Hingga Butir Nasi Terakhir

eramuslim - Setelah menunggu hampir satu jam, akhirnya datang juga bis yang akan membawaku keluar dari kota Jakarta yang semakin hari kurasakan semakin sesak ini. Dua hari libur pada akhir pekan ini akan kumanfaatkan untuk sekedar mengganti suasana, sekilas menghilangkan pemandangan gedung bertingkat dengan tingginya pohon kelapa, udara yang padat dengan racun, sejenak berganti udara yang masih sejuk bila dihirup dalam-dalam, aku akan lupakan hitamnya kepulan asap dari bis kota dengan warna hijau rerumputan dan pepohonan. Aahhh… tak sabar aku, kenapa bis ini lama sekali ngetemnya…

Alhamdulillah, akhirnya bis mulai bergerak.

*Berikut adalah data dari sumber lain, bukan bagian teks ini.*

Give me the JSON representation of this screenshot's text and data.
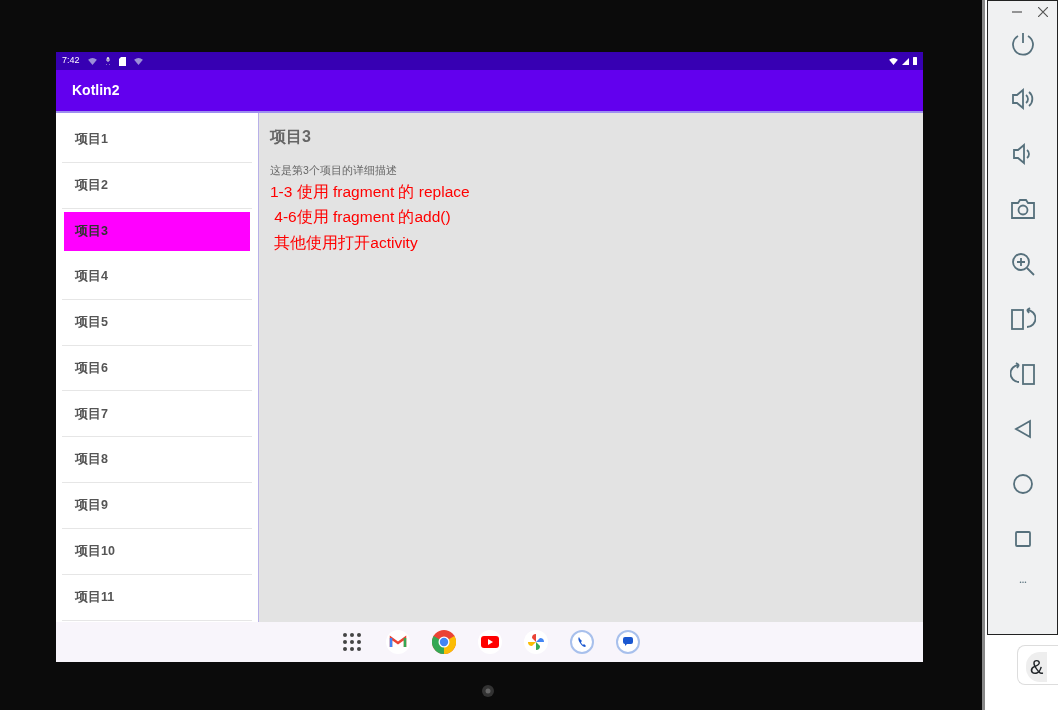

Ternyata cukup banyak juga orang yang akan bepergian hari ini. Entah karena ingin mencari suasana baru sepertiku, atau memang hal ini sudah rutin mereka lakukan. Atau mungkin rumah mereka memang di luar kota, mencari nafkah di Jakarta, sehingga harus rela pulang-pergi tiap hari.

Sejam-dua jam, nuansa yang kunantikan mulai terlihat. Hamparan sawah terbentang luas di sisi kanan bis yang aku tumpangi ini. Hey… tapi kenapa warnanya sayu begitu? Dari sekian luas sawah yang kulihat, hampir seluruhnya berwarna kecoklatan. Hanya sedikit saja yang masih menampakkan warna hijau segar. Dampak kekeringan beberapa bulan terakhir betul-betul kulihat saat ini.

“Kasihan Pak Tani ya dik….”, tiba-tiba Bapak yang duduk di sebelahku berkomentar. Segera kualihkan pandanganku pada penumpang yang membuatku kaget ini. Seorang bapak yang sudah cukup umur, rupanya. Kutaksir usianya sekitar 50 tahunan, terlihat dari guratan-guratan lelah di wajahnya.

“Iya Pak, kasihan”, jawabku. “Mereka sudah capek-capek menanam, ternyata panennya gagal karena kekeringan”.

“Bukan itu maksud bapak dik,” ujar si bapak sambil memandangku. “Bukan kekeringan itu yang bapak kasihani dari para petani itu.”

Lho? Bukan kekeringan? Lalu apa?

Seakan menyadari kebingunganku, si bapak melanjutkan bicaranya. “Begini. Kalau kekeringan, bagi para petani hal itu sudah biasa mereka hadapi. Mereka tahu betul resiko itu.”

Sejenak si bapak terdiam. Aku makin tak sabar menunggu penjelasannya.

“Bapak sudah lebih dari sepuluh tahun bekerja di sebuah restoran sebagai petugas kebersihan, dik. Selama bapak bekerja, semakin bapak sadar bahwa kita sering sekali menyepelekan pekerjaan para petani itu. Kita sama sekali tidak menghargai jerih payah mereka mencangkul sawah seharian, memupuki tanaman padi, merawatnya supaya kelak menghasilkan padi yang baik…” jelasnya.

Aku masih saja tak menangkap maksud pembicaraan ini. “Tidak menghargai bagaimana pak?”

“Setiap hari, restoran tempat bapak bekerja menghabiskan ratusan kilogram beras, untuk ditanak menjadi nasi. Setiap hari pula bapak harus rela menyaksikan berpuluh kilogram nasi yang dibuang begitu saja, karena para tamu tidak menghabiskannya. Saat membuang nasi itu, hati bapak miris, dik. Berulang-ulang bapak mohon ampun pada Gusti Allah. Berkali-kali bapak mengucap istighfar, karena bapak melihat sebuah kesia-siaan, satu bentuk pengingkaran nikmat yang luar biasa. Kadang-kadang, Bapak membayangkan mendengar tangisan butiran-butiran nasi itu, seperti yang Bapak sering ajarkan pada anak bapak, kalau tidak menghabiskan makannya...”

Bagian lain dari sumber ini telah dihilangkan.